= Football at the 2012 Summer Olympics – Men's qualification =

The men's qualification for the 2012 Summer Olympics. FIFA restricted entry to players born after 1 January 1989.

==Qualifications==
A total of 16 teams participated in the finals of the Olympic tournament for men. Of the six regional confederations, three (CONCACAF, AFC and OFC) ran dedicated qualification competitions for the Olympic tournament, while the other three used their own existing youth tournaments as qualifiers.

- The host nation (automatically qualified)
- Three teams from Europe
- Two teams from South America
- Two teams from North America, Central America, and the Caribbean
- Three teams from Africa
- Three teams from Asia
- One team from Oceania
- Winner of the Asia–Africa play-off

==UEFA (Europe)==

UEFA announced that the 2011 UEFA European Under-21 Football Championship tournament in Denmark would also serve as the qualifying tournament for the Olympics. Spain, Switzerland and Belarus qualified for the Olympic tournament.

==CONMEBOL (South America)==

The 2011 South American Youth Championship tournament in Peru, held in January–February 2011, served as the qualifying tournament for the Olympics. Brazil and Uruguay finished first and second, respectively, and qualified for the Olympic tournament.

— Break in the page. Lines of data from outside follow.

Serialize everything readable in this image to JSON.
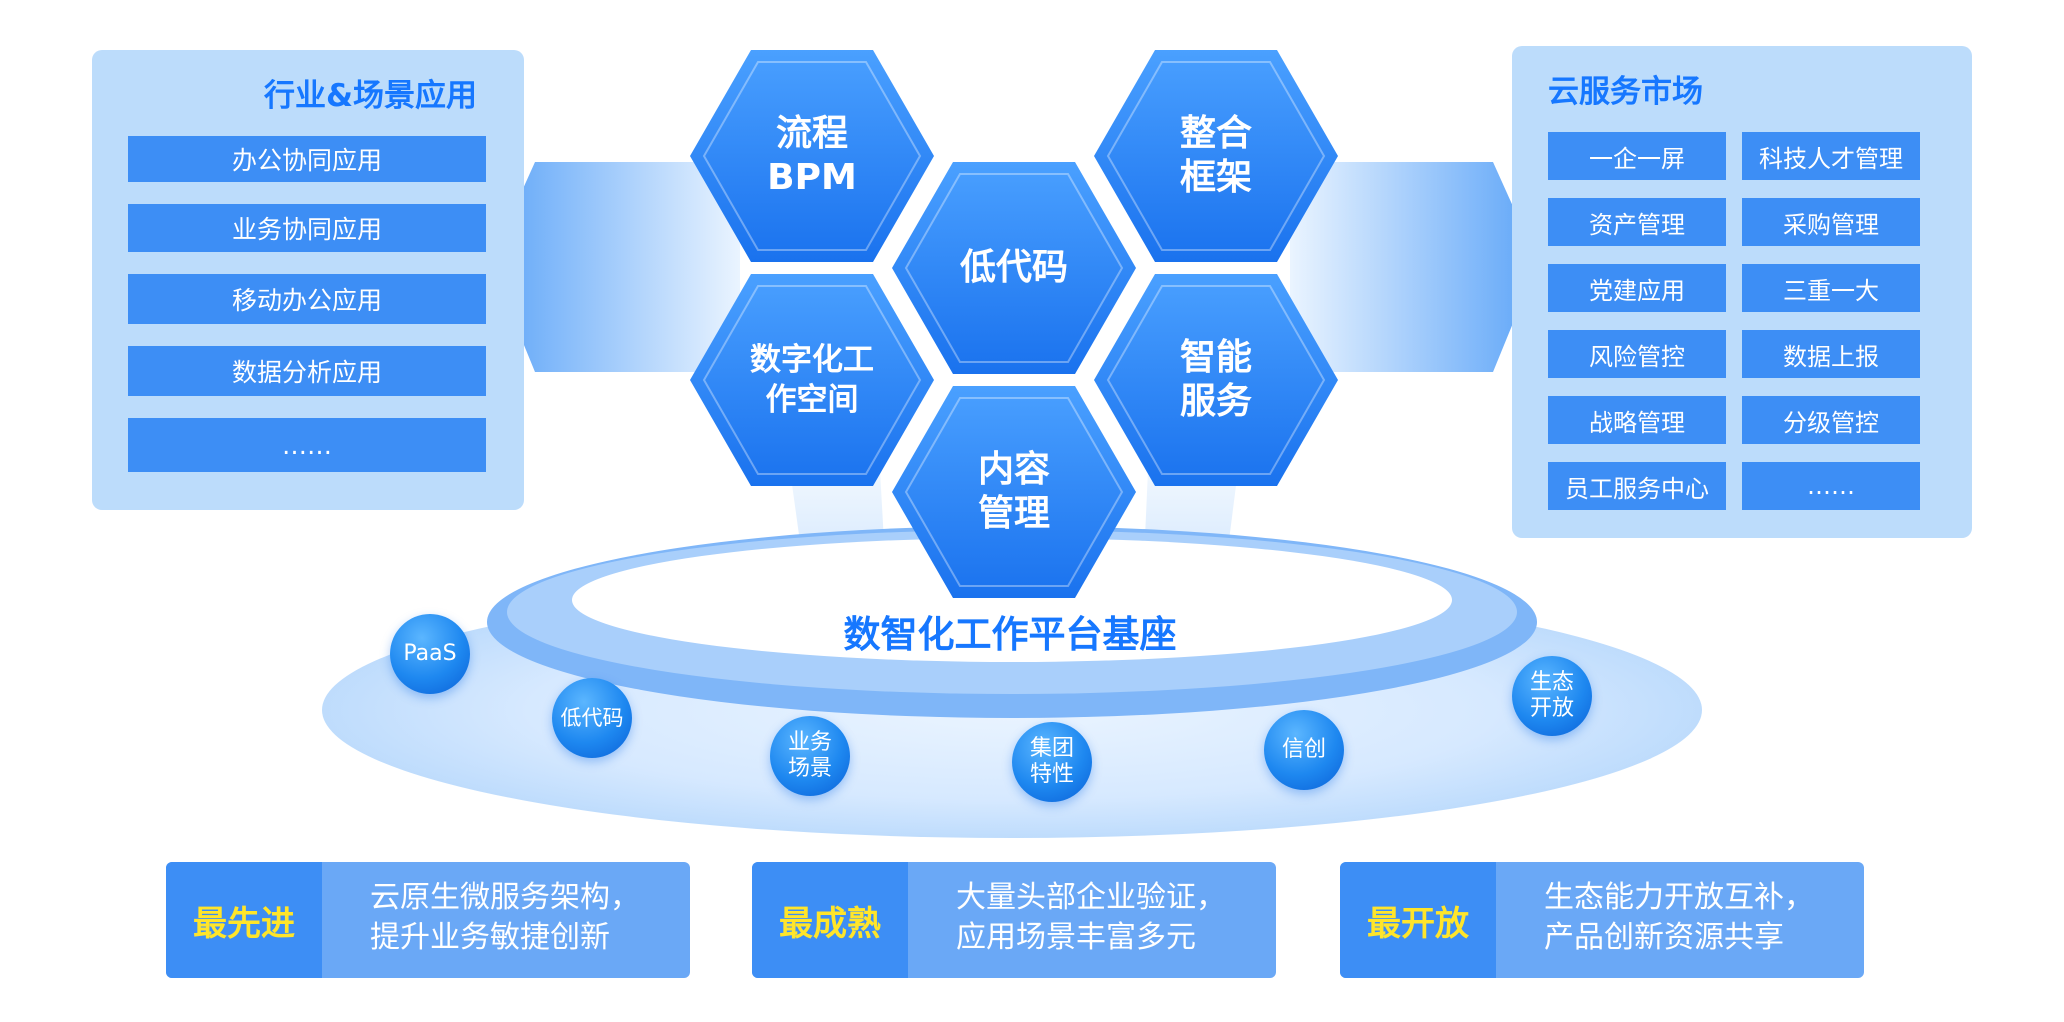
{
  "left_panel": {
    "title": "行业&场景应用",
    "items": [
      "办公协同应用",
      "业务协同应用",
      "移动办公应用",
      "数据分析应用",
      "……"
    ]
  },
  "right_panel": {
    "title": "云服务市场",
    "items": [
      "一企一屏",
      "科技人才管理",
      "资产管理",
      "采购管理",
      "党建应用",
      "三重一大",
      "风险管控",
      "数据上报",
      "战略管理",
      "分级管控",
      "员工服务中心",
      "……"
    ]
  },
  "hexagons": [
    {
      "line1": "流程",
      "line2": "BPM"
    },
    {
      "line1": "整合",
      "line2": "框架"
    },
    {
      "line1": "低代码",
      "line2": ""
    },
    {
      "line1": "数字化工",
      "line2": "作空间"
    },
    {
      "line1": "智能",
      "line2": "服务"
    },
    {
      "line1": "内容",
      "line2": "管理"
    }
  ],
  "base": {
    "title": "数智化工作平台基座"
  },
  "orbs": [
    {
      "line1": "PaaS",
      "line2": ""
    },
    {
      "line1": "低代码",
      "line2": ""
    },
    {
      "line1": "业务",
      "line2": "场景"
    },
    {
      "line1": "集团",
      "line2": "特性"
    },
    {
      "line1": "信创",
      "line2": ""
    },
    {
      "line1": "生态",
      "line2": "开放"
    }
  ],
  "features": [
    {
      "tag": "最先进",
      "line1": "云原生微服务架构，",
      "line2": "提升业务敏捷创新"
    },
    {
      "tag": "最成熟",
      "line1": "大量头部企业验证，",
      "line2": "应用场景丰富多元"
    },
    {
      "tag": "最开放",
      "line1": "生态能力开放互补，",
      "line2": "产品创新资源共享"
    }
  ],
  "colors": {
    "accent": "#1677ff",
    "item_bg": "#3d8ef5",
    "panel_bg": "#bcdcfb",
    "feature_bg": "#6aa8f6",
    "feature_tag_text": "#ffe52a"
  }
}
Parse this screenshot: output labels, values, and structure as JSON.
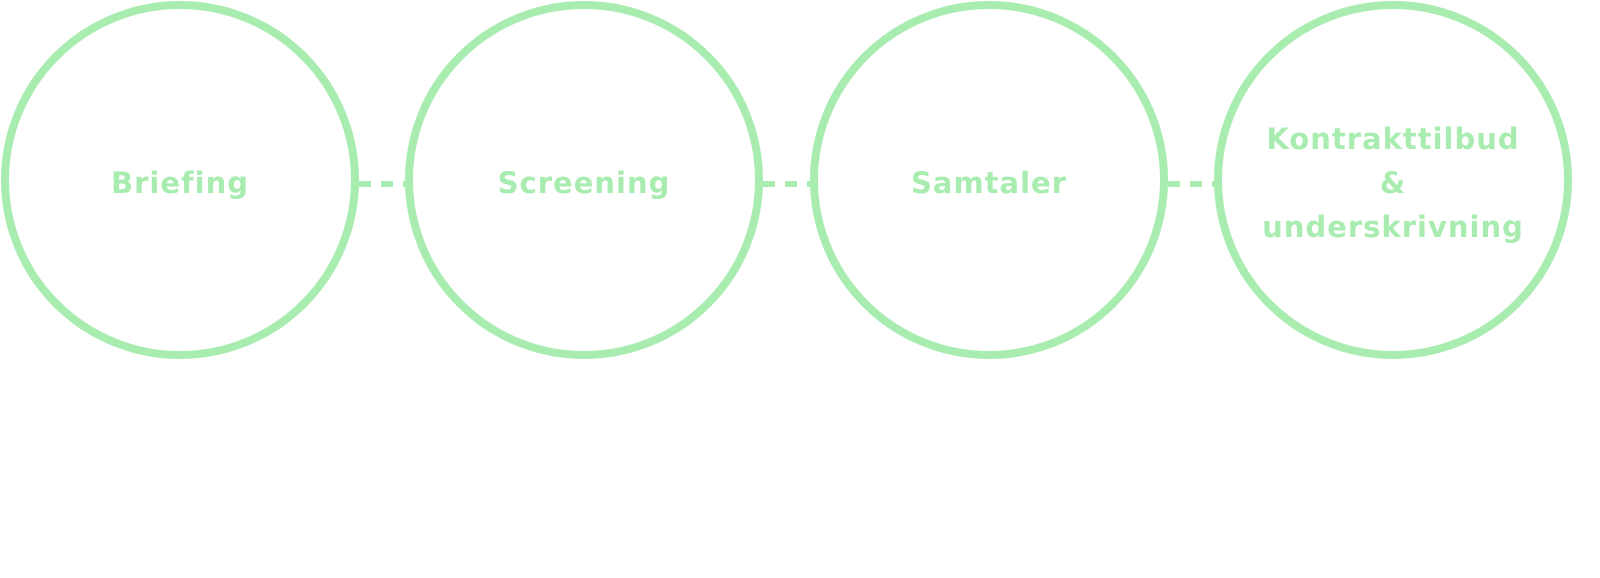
{
  "steps": [
    {
      "label": "Briefing"
    },
    {
      "label": "Screening"
    },
    {
      "label": "Samtaler"
    },
    {
      "label_lines": [
        "Kontrakttilbud",
        "&",
        "underskrivning"
      ]
    }
  ],
  "colors": {
    "accent": "#a8ecb0",
    "background": "#ffffff"
  }
}
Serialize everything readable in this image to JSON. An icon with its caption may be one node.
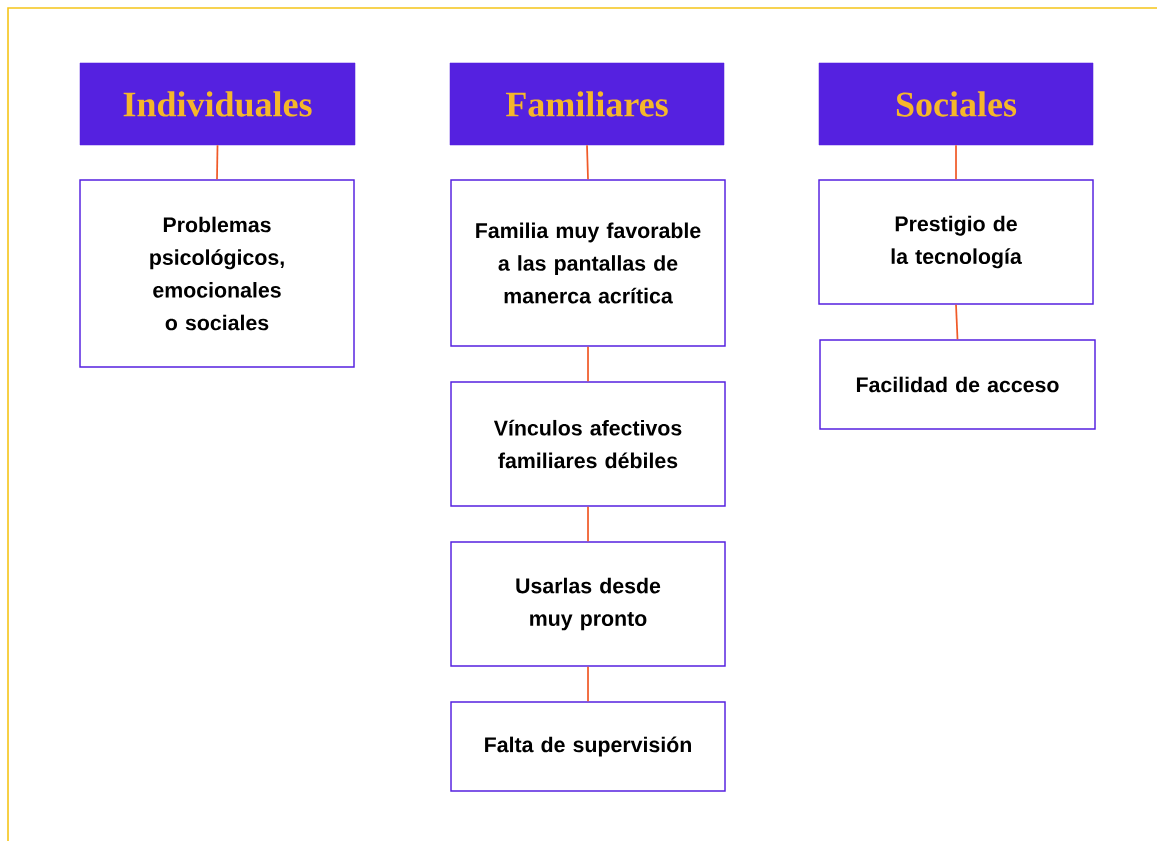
{
  "diagram": {
    "nodes": [
      {
        "text": [
          "Individuales"
        ]
      },
      {
        "text": [
          "Problemas psicológicos, emocionales o sociales"
        ]
      },
      {
        "text": [
          "Familiares"
        ]
      },
      {
        "text": [
          "Familia muy favorable a las pantallas de manerca acrítica"
        ]
      },
      {
        "text": [
          "Vínculos afectivos familiares débiles"
        ]
      },
      {
        "text": [
          "Usarlas desde muy pronto"
        ]
      },
      {
        "text": [
          "Falta de supervisión"
        ]
      },
      {
        "text": [
          "Sociales"
        ]
      },
      {
        "text": [
          "Prestigio de la tecnología"
        ]
      },
      {
        "text": [
          "Facilidad de acceso"
        ]
      }
    ],
    "edges": [
      {
        "from": 0,
        "to": 1,
        "arrow": "none"
      },
      {
        "from": 2,
        "to": 3,
        "arrow": "none"
      },
      {
        "from": 3,
        "to": 4,
        "arrow": "none"
      },
      {
        "from": 4,
        "to": 5,
        "arrow": "none"
      },
      {
        "from": 5,
        "to": 6,
        "arrow": "none"
      },
      {
        "from": 7,
        "to": 8,
        "arrow": "none"
      },
      {
        "from": 8,
        "to": 9,
        "arrow": "none"
      }
    ]
  }
}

==CONCACAF (North, Central America and Caribbean)==

The CONCACAF Pre-Olympic tournament was held from the 22 March to the 2 April 2012 in the United States, and saw Mexico and Honduras qualify.

==CAF (Africa)==

The 2011 Confederation of African Football Under-23 Championship tournament held in Morocco between 26 November and 10 December 2011 doubled up as a qualifying tournament for the Olympics. Egypt, Gabon and Morocco qualified. Senegal went into a play-off with the fourth-placed team from the AFC qualifiers, Oman and gained the final place in the Olympic tournament.

==AFC (Asia)==

The Asian Pre-Olympic tournament took place over a total of four rounds between February 2011 and March 2012. After the third round, South Korea, Japan and United Arab Emirates gained qualification to the Olympic tournament, while three other sides advanced to the fourth round. From these, Oman went into a further play-off against Senegal, but lost and thus failed to qualify.

==OFC (Oceania)==

The OFC Olympic Tournament was held between the 16 and 25 March 2012 in New Zealand, and saw New Zealand qualify for the Olympics.